Le changement climatique, souligne Horvath, ne se produit pas du jour au lendemain, donc mesurer de minuscules changements au jour le jour montre un monde en mouvement. Chaque jour depuis les années 1990, des scientifiques de Ny-Ålesund comme Sandra Graßl lâchent un ballon comme celui-ci vers l'heure du déjeuner. D'aussi haut que près de 18 miles au-dessus du niveau du sol, l'instrument atmosphérique recueille des données telles que la température, l'humidité et la vitesse du vent. Ces paramètres permettent aux scientifiques de calculer les changements dans le cycle de l'eau et d'autres développements. Dans les années 90, des ballons météorologiques déployés à partir de ce site ont été utilisés pour cartographier l'appauvrissement de la couche d'ozone et son cheminement vers la récupération.

Les chercheurs de Ny-Ålesund renoncent essentiellement à toute connexion avec le monde extérieur lorsqu'ils en viennent à étudier les paysages et l'atmosphère glacés. Il y a silence radio, dit Horvath, et pas de WiFi. Au lieu de passer du temps à faire défiler TikTok ou à communiquer avec les gens à la maison, les scientifiques doivent trouver des moyens de remplir leur temps avec d'autres activités, comme la peinture. Dans ce Grand Nord, même se détendre à l'intérieur avec des amis nécessite d'empiler des manteaux et d'attacher des lampes frontales.

Par nuit claire, au-dessus de la base de recherche arctique franco-allemande AWIPEV, un laser vert tire dans le ciel. Depuis 25 ans, l'Institut Alfred Wegener utilise ce système basé sur Lidar pour étudier les aérosols en suspension dans l'air. Les particules jouent de nombreux rôles essentiels dans l'atmosphère - pensez aux gouttelettes d'eau formant des nuages ​​- mais l'observation de leurs niveaux offre également un aperçu vital des conditions changeantes - comme lorsque des preuves d'incendies de forêt et d'autres événements climatiques lointains atteignent le pôle.

Susana Garcia Espada, ingénieure des opérations à l'Observatoire géodésique de la Terre à Ny-Ålesund, se tient dans la lueur du radiotélescope de 20 mètres de large de l'observatoire. Les antennes massives espionnent les signaux d'objets célestes éloignés appelés quasars jusqu'à 13 milliards d'années-lumière. Les lumières pulsées peuvent indiquer aux chercheurs où se trouve la Terre dans l'espace, la vitesse de son orbite autour du soleil et la vitesse à laquelle sa croûte se déplace, tous des facteurs qui influencent notre climat.

Cette histoire a été publiée à l'origine dans le numéro Daredevil de l'automne 2022 de PopSci.
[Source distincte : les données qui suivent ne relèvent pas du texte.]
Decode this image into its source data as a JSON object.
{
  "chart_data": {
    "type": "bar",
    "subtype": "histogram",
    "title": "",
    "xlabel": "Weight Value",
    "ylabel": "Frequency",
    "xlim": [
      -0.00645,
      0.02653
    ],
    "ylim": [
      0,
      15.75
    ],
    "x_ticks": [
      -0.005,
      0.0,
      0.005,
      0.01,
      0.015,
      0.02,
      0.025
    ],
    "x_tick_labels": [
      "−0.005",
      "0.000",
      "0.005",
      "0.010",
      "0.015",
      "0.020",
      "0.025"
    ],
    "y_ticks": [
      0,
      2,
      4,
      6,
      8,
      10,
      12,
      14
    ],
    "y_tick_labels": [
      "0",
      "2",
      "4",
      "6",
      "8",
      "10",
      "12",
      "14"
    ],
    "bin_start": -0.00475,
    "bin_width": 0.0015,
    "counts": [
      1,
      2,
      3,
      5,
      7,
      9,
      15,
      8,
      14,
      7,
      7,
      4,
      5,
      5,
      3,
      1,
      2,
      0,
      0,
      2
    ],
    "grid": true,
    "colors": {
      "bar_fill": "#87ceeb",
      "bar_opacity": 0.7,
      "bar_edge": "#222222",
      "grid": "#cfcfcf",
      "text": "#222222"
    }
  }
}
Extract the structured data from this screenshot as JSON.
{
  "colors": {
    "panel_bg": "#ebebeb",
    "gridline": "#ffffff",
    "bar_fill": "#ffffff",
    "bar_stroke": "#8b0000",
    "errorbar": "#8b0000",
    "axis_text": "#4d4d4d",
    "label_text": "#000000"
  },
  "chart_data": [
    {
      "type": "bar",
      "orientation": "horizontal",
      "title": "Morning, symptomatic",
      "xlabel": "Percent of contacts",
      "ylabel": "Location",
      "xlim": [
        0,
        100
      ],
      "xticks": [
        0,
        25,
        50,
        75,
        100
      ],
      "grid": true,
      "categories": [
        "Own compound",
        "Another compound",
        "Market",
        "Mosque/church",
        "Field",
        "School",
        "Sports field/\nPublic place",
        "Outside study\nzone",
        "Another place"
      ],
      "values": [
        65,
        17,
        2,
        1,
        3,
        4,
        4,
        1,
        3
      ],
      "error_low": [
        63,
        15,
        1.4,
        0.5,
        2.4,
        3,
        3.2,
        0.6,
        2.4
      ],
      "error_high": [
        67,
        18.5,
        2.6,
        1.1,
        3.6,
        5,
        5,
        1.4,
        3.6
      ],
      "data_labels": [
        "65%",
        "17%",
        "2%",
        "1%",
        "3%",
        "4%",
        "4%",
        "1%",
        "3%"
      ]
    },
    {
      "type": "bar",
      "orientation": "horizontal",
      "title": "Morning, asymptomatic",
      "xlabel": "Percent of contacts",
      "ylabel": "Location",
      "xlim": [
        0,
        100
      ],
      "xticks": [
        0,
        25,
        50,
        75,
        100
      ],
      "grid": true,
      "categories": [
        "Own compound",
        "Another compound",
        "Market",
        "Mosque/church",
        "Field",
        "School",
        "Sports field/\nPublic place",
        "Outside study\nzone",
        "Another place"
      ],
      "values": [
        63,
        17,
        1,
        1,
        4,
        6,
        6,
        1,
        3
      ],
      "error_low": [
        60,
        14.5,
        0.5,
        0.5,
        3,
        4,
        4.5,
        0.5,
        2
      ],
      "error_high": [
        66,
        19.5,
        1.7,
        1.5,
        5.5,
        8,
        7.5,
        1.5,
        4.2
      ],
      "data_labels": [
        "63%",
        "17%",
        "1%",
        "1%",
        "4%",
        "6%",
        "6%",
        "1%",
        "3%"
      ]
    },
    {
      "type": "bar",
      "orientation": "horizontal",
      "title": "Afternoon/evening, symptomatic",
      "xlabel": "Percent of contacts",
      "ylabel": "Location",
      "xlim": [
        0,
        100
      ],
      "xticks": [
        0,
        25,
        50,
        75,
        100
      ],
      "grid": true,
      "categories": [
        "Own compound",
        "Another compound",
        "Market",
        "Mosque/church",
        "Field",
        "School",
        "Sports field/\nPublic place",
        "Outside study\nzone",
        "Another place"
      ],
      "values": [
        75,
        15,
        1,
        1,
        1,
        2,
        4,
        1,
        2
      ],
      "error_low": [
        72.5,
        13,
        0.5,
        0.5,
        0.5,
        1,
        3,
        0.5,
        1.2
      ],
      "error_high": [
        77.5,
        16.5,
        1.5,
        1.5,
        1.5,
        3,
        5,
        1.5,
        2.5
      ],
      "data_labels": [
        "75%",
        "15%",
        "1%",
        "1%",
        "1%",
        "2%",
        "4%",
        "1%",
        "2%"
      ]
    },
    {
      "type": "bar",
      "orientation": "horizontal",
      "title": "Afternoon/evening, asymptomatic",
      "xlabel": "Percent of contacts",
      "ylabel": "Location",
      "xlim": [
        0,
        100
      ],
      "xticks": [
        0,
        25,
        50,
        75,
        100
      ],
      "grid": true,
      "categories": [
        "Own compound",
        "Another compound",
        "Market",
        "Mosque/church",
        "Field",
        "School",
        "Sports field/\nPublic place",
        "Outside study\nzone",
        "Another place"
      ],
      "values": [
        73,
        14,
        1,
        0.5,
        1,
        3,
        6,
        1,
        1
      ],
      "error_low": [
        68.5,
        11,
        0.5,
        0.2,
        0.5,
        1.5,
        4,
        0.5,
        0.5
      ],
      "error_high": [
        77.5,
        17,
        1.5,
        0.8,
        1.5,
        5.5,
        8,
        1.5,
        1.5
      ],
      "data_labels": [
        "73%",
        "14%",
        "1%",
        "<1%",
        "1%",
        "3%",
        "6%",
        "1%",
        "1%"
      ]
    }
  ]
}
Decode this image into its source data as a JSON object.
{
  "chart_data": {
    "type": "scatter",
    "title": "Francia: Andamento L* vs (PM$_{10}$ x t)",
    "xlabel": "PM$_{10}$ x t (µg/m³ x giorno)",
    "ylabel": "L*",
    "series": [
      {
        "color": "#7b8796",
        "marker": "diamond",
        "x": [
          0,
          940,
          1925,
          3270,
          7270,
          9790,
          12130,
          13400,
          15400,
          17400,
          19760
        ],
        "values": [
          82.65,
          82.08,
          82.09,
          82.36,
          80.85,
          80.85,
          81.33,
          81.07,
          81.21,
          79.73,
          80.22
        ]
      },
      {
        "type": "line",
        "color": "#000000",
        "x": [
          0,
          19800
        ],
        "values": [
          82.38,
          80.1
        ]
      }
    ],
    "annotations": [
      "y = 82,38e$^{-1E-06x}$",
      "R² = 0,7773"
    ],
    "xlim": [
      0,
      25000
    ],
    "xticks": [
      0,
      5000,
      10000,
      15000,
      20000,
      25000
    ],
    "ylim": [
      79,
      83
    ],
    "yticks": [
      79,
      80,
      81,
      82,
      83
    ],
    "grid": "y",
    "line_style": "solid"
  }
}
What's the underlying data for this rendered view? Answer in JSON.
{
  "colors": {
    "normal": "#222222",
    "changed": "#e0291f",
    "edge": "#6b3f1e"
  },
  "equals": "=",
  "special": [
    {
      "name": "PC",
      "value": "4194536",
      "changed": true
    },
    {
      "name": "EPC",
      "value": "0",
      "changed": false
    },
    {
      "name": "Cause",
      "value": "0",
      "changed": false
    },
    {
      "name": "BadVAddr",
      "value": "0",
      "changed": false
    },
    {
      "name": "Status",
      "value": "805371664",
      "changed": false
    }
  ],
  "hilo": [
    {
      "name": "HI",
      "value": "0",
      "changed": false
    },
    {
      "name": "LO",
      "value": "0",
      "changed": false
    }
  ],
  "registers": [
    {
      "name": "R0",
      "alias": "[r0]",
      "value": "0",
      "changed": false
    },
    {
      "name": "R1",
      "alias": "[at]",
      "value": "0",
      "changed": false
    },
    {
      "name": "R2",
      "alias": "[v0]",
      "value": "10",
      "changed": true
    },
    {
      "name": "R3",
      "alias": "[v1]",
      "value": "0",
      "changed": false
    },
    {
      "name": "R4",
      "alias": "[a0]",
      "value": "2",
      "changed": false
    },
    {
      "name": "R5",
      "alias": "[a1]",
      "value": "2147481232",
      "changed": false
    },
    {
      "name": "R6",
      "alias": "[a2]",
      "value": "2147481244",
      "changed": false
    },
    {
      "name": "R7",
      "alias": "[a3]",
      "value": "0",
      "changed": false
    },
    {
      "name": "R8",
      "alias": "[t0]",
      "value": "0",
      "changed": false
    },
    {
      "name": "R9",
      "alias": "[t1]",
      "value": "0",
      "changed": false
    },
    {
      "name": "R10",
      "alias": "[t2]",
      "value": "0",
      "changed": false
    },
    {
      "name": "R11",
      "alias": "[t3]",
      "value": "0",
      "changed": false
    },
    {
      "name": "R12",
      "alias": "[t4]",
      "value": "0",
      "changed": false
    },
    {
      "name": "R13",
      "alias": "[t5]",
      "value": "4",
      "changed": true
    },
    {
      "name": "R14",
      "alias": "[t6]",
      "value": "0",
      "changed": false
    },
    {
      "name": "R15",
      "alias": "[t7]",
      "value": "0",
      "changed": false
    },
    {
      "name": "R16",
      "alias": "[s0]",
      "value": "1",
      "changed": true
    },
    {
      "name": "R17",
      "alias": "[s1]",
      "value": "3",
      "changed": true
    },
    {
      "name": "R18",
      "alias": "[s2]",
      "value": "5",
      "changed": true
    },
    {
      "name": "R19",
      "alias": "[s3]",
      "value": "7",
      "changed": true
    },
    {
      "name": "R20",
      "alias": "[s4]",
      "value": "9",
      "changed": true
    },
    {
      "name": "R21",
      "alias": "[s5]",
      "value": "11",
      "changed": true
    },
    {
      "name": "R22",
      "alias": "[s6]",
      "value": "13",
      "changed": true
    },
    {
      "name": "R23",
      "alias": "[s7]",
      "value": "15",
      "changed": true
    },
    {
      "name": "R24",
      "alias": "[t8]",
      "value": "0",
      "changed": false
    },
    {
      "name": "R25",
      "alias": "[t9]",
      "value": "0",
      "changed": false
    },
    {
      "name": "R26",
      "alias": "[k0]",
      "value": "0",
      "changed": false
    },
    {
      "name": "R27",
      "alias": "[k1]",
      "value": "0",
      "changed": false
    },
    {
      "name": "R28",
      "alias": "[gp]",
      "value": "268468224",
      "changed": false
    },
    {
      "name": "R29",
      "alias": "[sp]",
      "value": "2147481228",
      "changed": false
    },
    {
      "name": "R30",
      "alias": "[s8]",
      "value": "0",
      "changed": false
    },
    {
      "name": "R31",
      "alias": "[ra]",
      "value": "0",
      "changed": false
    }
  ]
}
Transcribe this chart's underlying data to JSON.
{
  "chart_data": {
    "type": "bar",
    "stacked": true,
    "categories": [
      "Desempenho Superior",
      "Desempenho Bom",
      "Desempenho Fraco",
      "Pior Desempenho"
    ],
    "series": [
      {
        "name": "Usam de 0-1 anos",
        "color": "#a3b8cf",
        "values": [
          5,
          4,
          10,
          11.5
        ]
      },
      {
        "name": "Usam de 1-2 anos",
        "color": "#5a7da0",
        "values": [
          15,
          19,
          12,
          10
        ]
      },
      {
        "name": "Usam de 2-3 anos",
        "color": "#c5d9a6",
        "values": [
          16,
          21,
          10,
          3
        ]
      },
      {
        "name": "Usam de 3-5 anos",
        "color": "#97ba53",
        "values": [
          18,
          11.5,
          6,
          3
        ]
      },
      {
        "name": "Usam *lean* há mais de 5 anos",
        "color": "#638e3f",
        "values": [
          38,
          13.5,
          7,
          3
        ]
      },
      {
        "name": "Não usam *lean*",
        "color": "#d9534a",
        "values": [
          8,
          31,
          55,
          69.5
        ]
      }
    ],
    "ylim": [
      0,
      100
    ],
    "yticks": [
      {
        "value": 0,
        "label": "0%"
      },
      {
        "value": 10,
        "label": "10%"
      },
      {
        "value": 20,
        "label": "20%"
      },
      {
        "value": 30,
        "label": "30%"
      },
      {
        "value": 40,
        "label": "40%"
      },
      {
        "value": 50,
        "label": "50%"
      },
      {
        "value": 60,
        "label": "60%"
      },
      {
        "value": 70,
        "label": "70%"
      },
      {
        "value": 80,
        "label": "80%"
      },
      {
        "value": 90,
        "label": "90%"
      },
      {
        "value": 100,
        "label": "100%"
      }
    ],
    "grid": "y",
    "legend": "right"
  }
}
Lire plus d'histoires PopSci+.

Sara Kiley Watson est rédactrice en chef de Popular Science, où elle dirige la couverture de la durabilité depuis 2021. Elle a commencé son mandat chez PopSci en tant que stagiaire en 2017 avant de rejoindre l'équipe à temps plein en tant qu'assistante éditoriale en 2019. Contactez l'auteur ici.